Docs‎ > ‎OpenSource‎ > ‎

jldaws

CAUTIONThis package is undergoing heavy development at the moment.
Expect things to be unstable until release 1.0.0

Overview

This project consists of Amazon AWS related scripts.  The open-source code can be found on Github: https://github.com/jldupont/jldaws and the Ohloh project page can be found here.

Related Projects

Installation

sudo easy_install jldaws

Setup the environment variables 
  • export AWS_ACCESS_KEY_ID=<access key>
  • export AWS_SECRET_ACCESS_KEY=<secret key>
  • export AWS_ACCOUNT_ID=<account id>
You can obtain those keys from the management console.

Common Options

 Option Name Description
 bs batch size Number of messages/tasks to process per polling interval
 e propagate error Send JSON encoded errors also to stdout
 cp check path See jldleader
 sp source path 
 mp move path  
 p polling interval Polling interval in seconds
 fq flush queue  
 qn queue name  
 mn python module name  
 fn python function name  


Scripts

jldsqsjob (since 0.3.0)


jldsqsjob [-w] [-fq] [-lne] [-bs batch_size] [-trm msg] [-doe] [-dpt] [-se] [-em] [-ds delay_seconds] -trt topic -qn input_queue_name  -oqn output_queue_name

This script waits for a JSON message on stdin of a specified topic, dequeue a batch of messages from the input SQS queue, sends the messages on stdout, sends the same message on output SQS queue and finally deletes the source messages from the input queue.

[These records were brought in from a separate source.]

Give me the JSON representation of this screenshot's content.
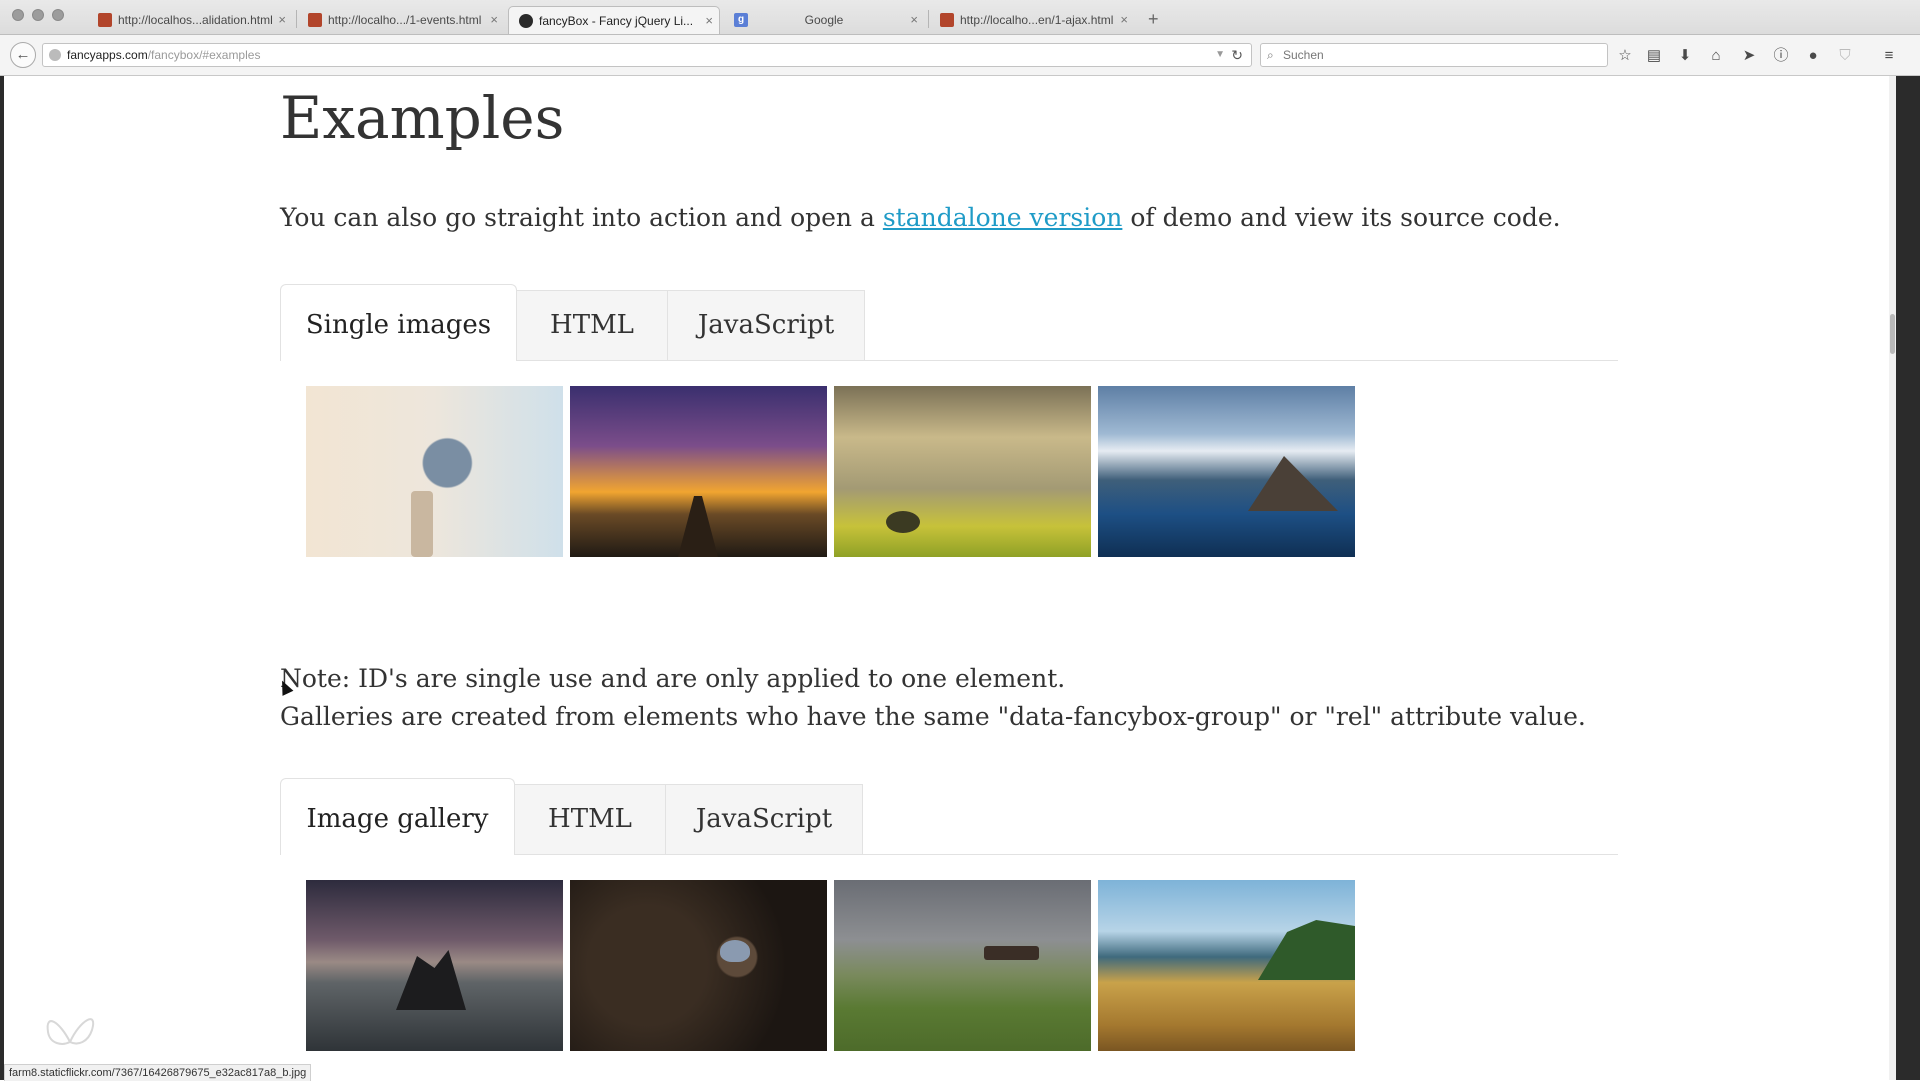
{
  "browser": {
    "tabs": [
      {
        "title": "http://localhos...alidation.html",
        "favicon": "webstorm-icon",
        "active": false
      },
      {
        "title": "http://localho.../1-events.html",
        "favicon": "webstorm-icon",
        "active": false
      },
      {
        "title": "fancyBox - Fancy jQuery Li...",
        "favicon": "fancybox-icon",
        "active": true
      },
      {
        "title": "Google",
        "favicon": "google-icon",
        "active": false
      },
      {
        "title": "http://localho...en/1-ajax.html",
        "favicon": "webstorm-icon",
        "active": false
      }
    ],
    "url_host": "fancyapps.com",
    "url_path": "/fancybox/#examples",
    "search_placeholder": "Suchen",
    "status_url": "farm8.staticflickr.com/7367/16426879675_e32ac817a8_b.jpg"
  },
  "page": {
    "title": "Examples",
    "intro_before": "You can also go straight into action and open a ",
    "intro_link": "standalone version",
    "intro_after": " of demo and view its source code.",
    "section1_tabs": [
      "Single images",
      "HTML",
      "JavaScript"
    ],
    "section1_images": [
      "bird",
      "pier-sunset",
      "tree-field",
      "lofoten-island"
    ],
    "note_line1": "Note: ID's are single use and are only applied to one element.",
    "note_line2": "Galleries are created from elements who have the same \"data-fancybox-group\" or \"rel\" attribute value.",
    "section2_tabs": [
      "Image gallery",
      "HTML",
      "JavaScript"
    ],
    "section2_images": [
      "sea-rocks",
      "butterfly",
      "horses-meadow",
      "stream-shore"
    ]
  },
  "colors": {
    "link": "#1f9bc7",
    "text": "#333333"
  }
}
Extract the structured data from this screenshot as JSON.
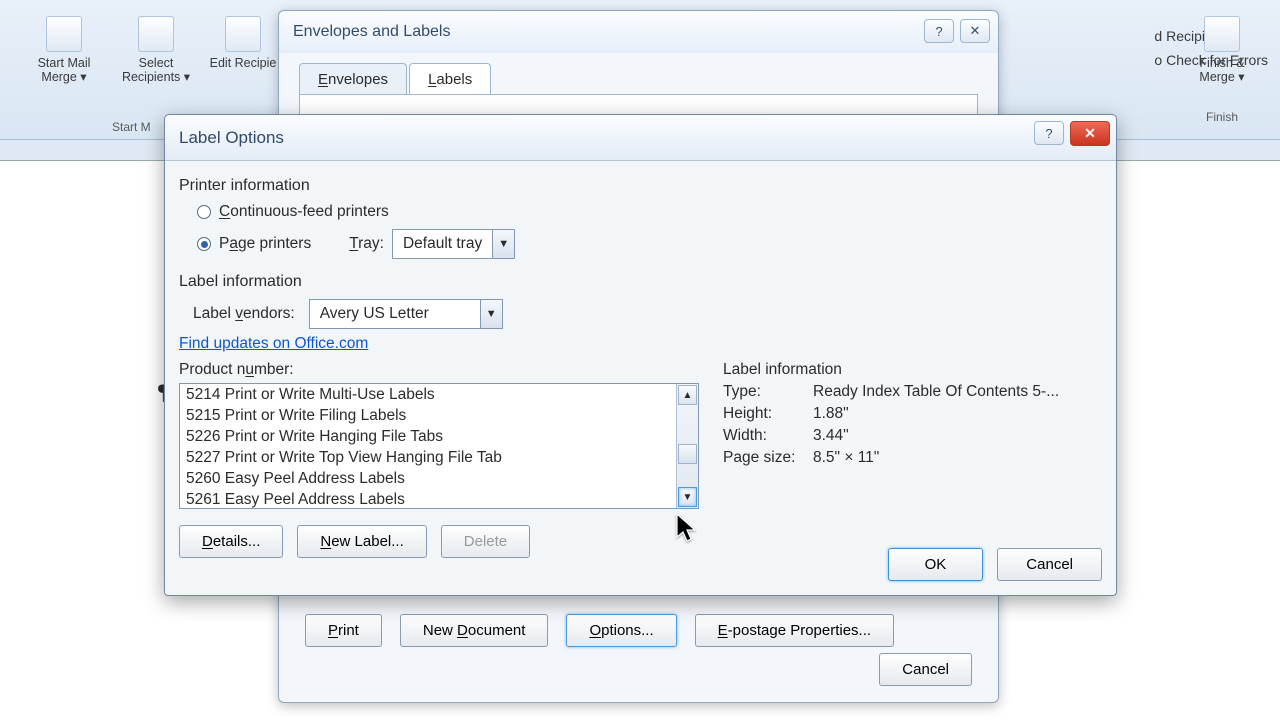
{
  "ribbon": {
    "start_mail_merge": "Start Mail\nMerge ▾",
    "select_recipients": "Select\nRecipients ▾",
    "edit_recipients": "Edit\nRecipie",
    "group_start": "Start M",
    "right": {
      "recipient": "d Recipient",
      "check_errors": "o Check for Errors",
      "finish_merge": "Finish &\nMerge ▾",
      "finish_group": "Finish"
    }
  },
  "dlg1": {
    "title": "Envelopes and Labels",
    "help": "?",
    "close": "✕",
    "tab_envelopes": "Envelopes",
    "tab_labels": "Labels",
    "btn_print": "Print",
    "btn_newdoc": "New Document",
    "btn_options": "Options...",
    "btn_epostage": "E-postage Properties...",
    "btn_cancel": "Cancel"
  },
  "dlg2": {
    "title": "Label Options",
    "help": "?",
    "printer_info_h": "Printer information",
    "radio_continuous": "Continuous-feed printers",
    "radio_page": "Page printers",
    "tray_label": "Tray:",
    "tray_value": "Default tray",
    "label_info_h": "Label information",
    "vendors_label": "Label vendors:",
    "vendors_value": "Avery US Letter",
    "find_updates": "Find updates on Office.com",
    "product_number_h": "Product number:",
    "items": [
      "5214 Print or Write Multi-Use Labels",
      "5215 Print or Write Filing Labels",
      "5226 Print or Write Hanging File Tabs",
      "5227 Print or Write Top View Hanging File Tab",
      "5260 Easy Peel Address Labels",
      "5261 Easy Peel Address Labels"
    ],
    "info_h": "Label information",
    "info": {
      "type_l": "Type:",
      "type_v": "Ready Index Table Of Contents 5-...",
      "height_l": "Height:",
      "height_v": "1.88\"",
      "width_l": "Width:",
      "width_v": "3.44\"",
      "page_l": "Page size:",
      "page_v": "8.5\" × 11\""
    },
    "btn_details": "Details...",
    "btn_newlabel": "New Label...",
    "btn_delete": "Delete",
    "btn_ok": "OK",
    "btn_cancel": "Cancel"
  }
}
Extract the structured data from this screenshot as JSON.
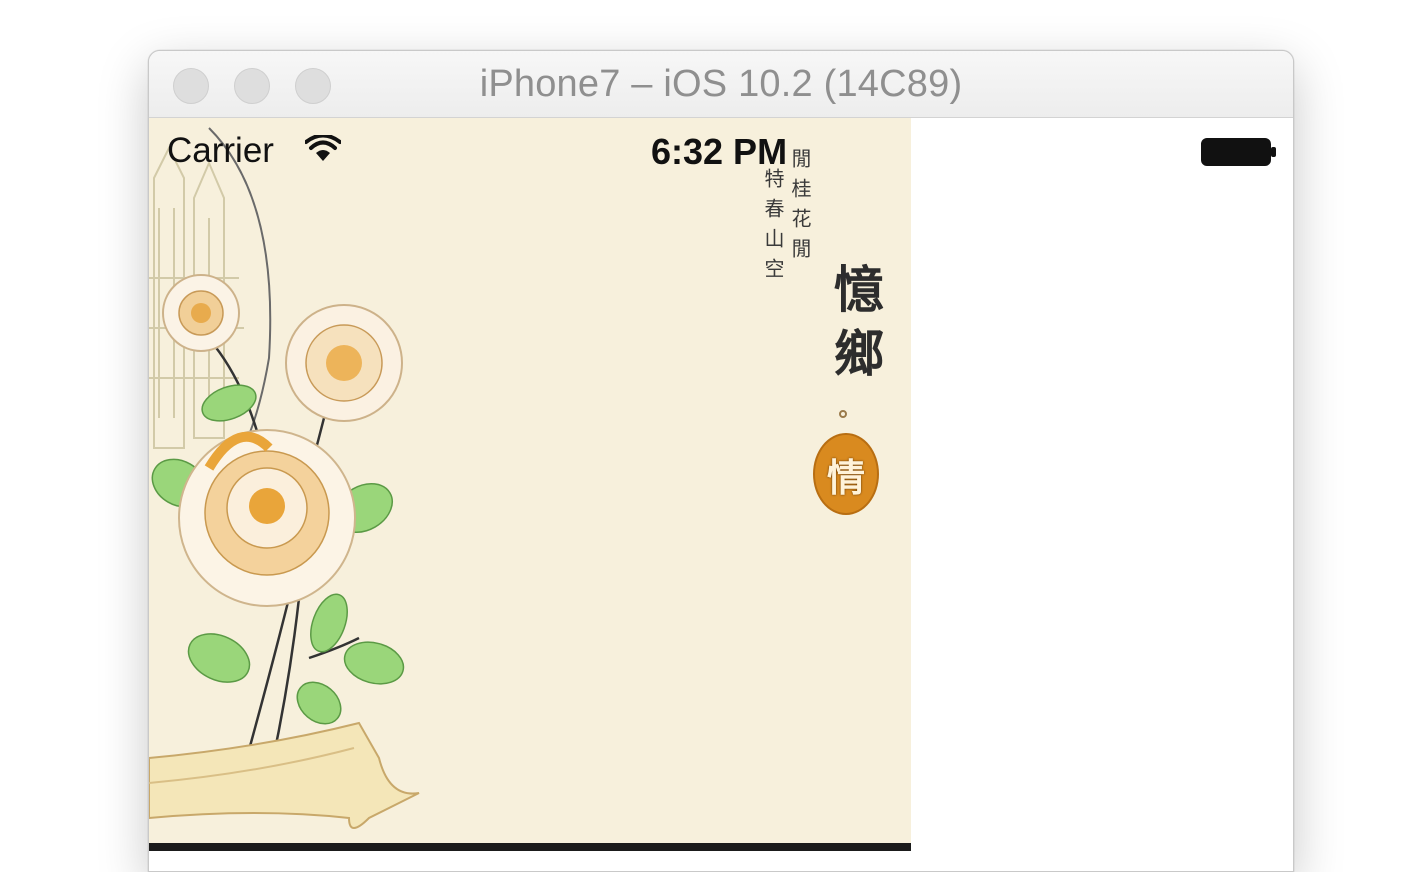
{
  "window": {
    "title": "iPhone7 – iOS 10.2 (14C89)"
  },
  "status_bar": {
    "carrier": "Carrier",
    "time": "6:32 PM",
    "wifi_icon": "wifi-icon",
    "battery_icon": "battery-full-icon"
  },
  "background": {
    "poem_line_1": "特春山空",
    "poem_line_2": "閒桂花閒",
    "big_title": "憶鄉",
    "seal_char": "情",
    "colors": {
      "paper": "#f7f0dc",
      "petal_accent": "#e9a53a",
      "leaf": "#8fcf72",
      "seal": "#d98a1f"
    }
  }
}
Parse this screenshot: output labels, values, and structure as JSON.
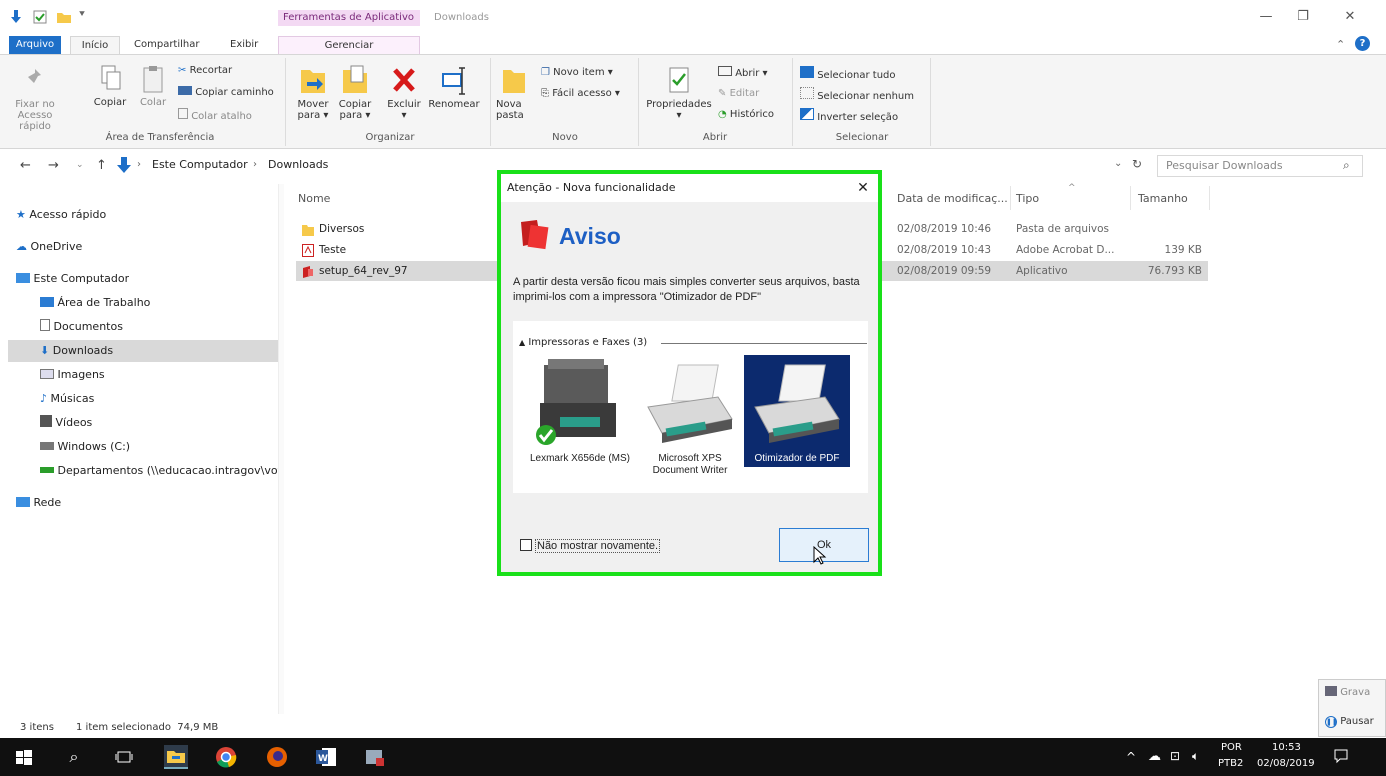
{
  "window": {
    "title": "Downloads",
    "context_tab_group": "Ferramentas de Aplicativo"
  },
  "tabs": {
    "arquivo": "Arquivo",
    "inicio": "Início",
    "compartilhar": "Compartilhar",
    "exibir": "Exibir",
    "gerenciar": "Gerenciar"
  },
  "ribbon": {
    "area_transferencia": {
      "label": "Área de Transferência",
      "fixar": "Fixar no Acesso rápido",
      "copiar": "Copiar",
      "colar": "Colar",
      "recortar": "Recortar",
      "copiar_caminho": "Copiar caminho",
      "colar_atalho": "Colar atalho"
    },
    "organizar": {
      "label": "Organizar",
      "mover": "Mover para ▾",
      "copiar": "Copiar para ▾",
      "excluir": "Excluir ▾",
      "renomear": "Renomear"
    },
    "novo": {
      "label": "Novo",
      "nova_pasta": "Nova pasta",
      "novo_item": "Novo item ▾",
      "facil_acesso": "Fácil acesso ▾"
    },
    "abrir": {
      "label": "Abrir",
      "propriedades": "Propriedades ▾",
      "abrir": "Abrir ▾",
      "editar": "Editar",
      "historico": "Histórico"
    },
    "selecionar": {
      "label": "Selecionar",
      "tudo": "Selecionar tudo",
      "nenhum": "Selecionar nenhum",
      "inverter": "Inverter seleção"
    }
  },
  "address": {
    "crumb1": "Este Computador",
    "crumb2": "Downloads",
    "search_placeholder": "Pesquisar Downloads"
  },
  "nav": {
    "acesso_rapido": "Acesso rápido",
    "onedrive": "OneDrive",
    "este_computador": "Este Computador",
    "area_trabalho": "Área de Trabalho",
    "documentos": "Documentos",
    "downloads": "Downloads",
    "imagens": "Imagens",
    "musicas": "Músicas",
    "videos": "Vídeos",
    "windows_c": "Windows (C:)",
    "departamentos": "Departamentos (\\\\educacao.intragov\\vot",
    "rede": "Rede"
  },
  "columns": {
    "nome": "Nome",
    "data": "Data de modificaç...",
    "tipo": "Tipo",
    "tamanho": "Tamanho"
  },
  "files": [
    {
      "name": "Diversos",
      "date": "02/08/2019 10:46",
      "type": "Pasta de arquivos",
      "size": ""
    },
    {
      "name": "Teste",
      "date": "02/08/2019 10:43",
      "type": "Adobe Acrobat D...",
      "size": "139 KB"
    },
    {
      "name": "setup_64_rev_97",
      "date": "02/08/2019 09:59",
      "type": "Aplicativo",
      "size": "76.793 KB"
    }
  ],
  "status": {
    "items": "3 itens",
    "selected": "1 item selecionado  74,9 MB"
  },
  "dialog": {
    "title": "Atenção - Nova funcionalidade",
    "heading": "Aviso",
    "message": "A partir desta versão ficou mais simples converter seus arquivos, basta imprimi-los com a impressora \"Otimizador de PDF\"",
    "group_header": "Impressoras e Faxes (3)",
    "printers": [
      "Lexmark X656de (MS)",
      "Microsoft XPS Document Writer",
      "Otimizador de PDF"
    ],
    "checkbox": "Não mostrar novamente.",
    "ok": "Ok"
  },
  "recorder": {
    "record": "Grava",
    "pause": "Pausar"
  },
  "taskbar": {
    "lang1": "POR",
    "lang2": "PTB2",
    "time": "10:53",
    "date": "02/08/2019"
  },
  "colors": {
    "accent": "#1e6fc8",
    "dialog_border": "#19e019",
    "selected_printer": "#0c2a6e"
  }
}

The input stdin message format should contain a field named "topic" e.g. {"topic": "some_topic_string" ... }


jldexec

jldexec [-p polling_interval] [-j] [-bs batch_size] -qn topic  -mn python_module_name


This script creates a private SQS queue to which it subscribes to the specified SNS topic
The SQS queue is polled at polling_interval (seconds).
Optionally with the '-j' switch, the received JSON object can be echoed to stdout.
With the '-n' option, one can specify the maximum number of messages that can be processed at each interval.
Whenever a message is received on the private SQS queue, the specified python_module_name's "run" callable will be called:

python_module.run(private_queue_name, topic_name, received_JSON_message)



jlds3notify

jlds3notify [ -a ] [ -j ] [-p polling_interval] [-r prefix] -bn bucket_name [-mn module_name]

OR

jlds3notify @config.txt

This script monitors a specific S3 bucket along with a prefix.
Changes to the bucket/prefix is reported through the "run" function of the specified python module.
The '-a' option is for "always call the run function" even if there are no changes.
The '-j' option is for echoing the generated JSON object to stdout.

python_module.run(bucket_name, prefix, keys={ }, changes=[ ])

Where 'keys' is a dictionary { S3 object name : boto.s3.Key } pairs.
Where 'changes' is a list of S3 object name which changed between polling intervals.


jldtxsqs

jldtxsqs [-fq] [-w] [-r] -qn queue_name

OR  jldtxsqs @config.txt

This script sends the received JSON string objects from stdin to an SQS queue at the same time as echoing to stdout.
The ' -fq ' is useful for flushing the queue at startup.
Use '-w' to receive arbitrary strings.
Use '-r' to keep retrying operations without throwing an exception after a number of retries.



jldrxsqs

jldrxsqs [-e][-fq][-w][-r][-p polling interval][-bs batch_size][-tr][-trm string]-qn queue_name

OR jldrxsqs @config.txt

This script receives a string/JSON objects from an SQS queue and echoes them to stdout.
The ' -fq ' is useful for flushing the queue at startup.
Use '-w' to receive arbitrary strings.
Use '-e' to propagate SQS errors down stdout: { "error": "some exception message" }
Use '-r' to keep retrying operations without throwing an exception after a number of retries.
Use '-tr' to trigger process of 1 interval: the script waits for 1 line on stdin. The format of such line is unimportant.
Specify a string to send on stdout (trigger mode only) when no message is available using '-trm'. If a JSON string is required, be sure to encoding it prior to specifying on the command line.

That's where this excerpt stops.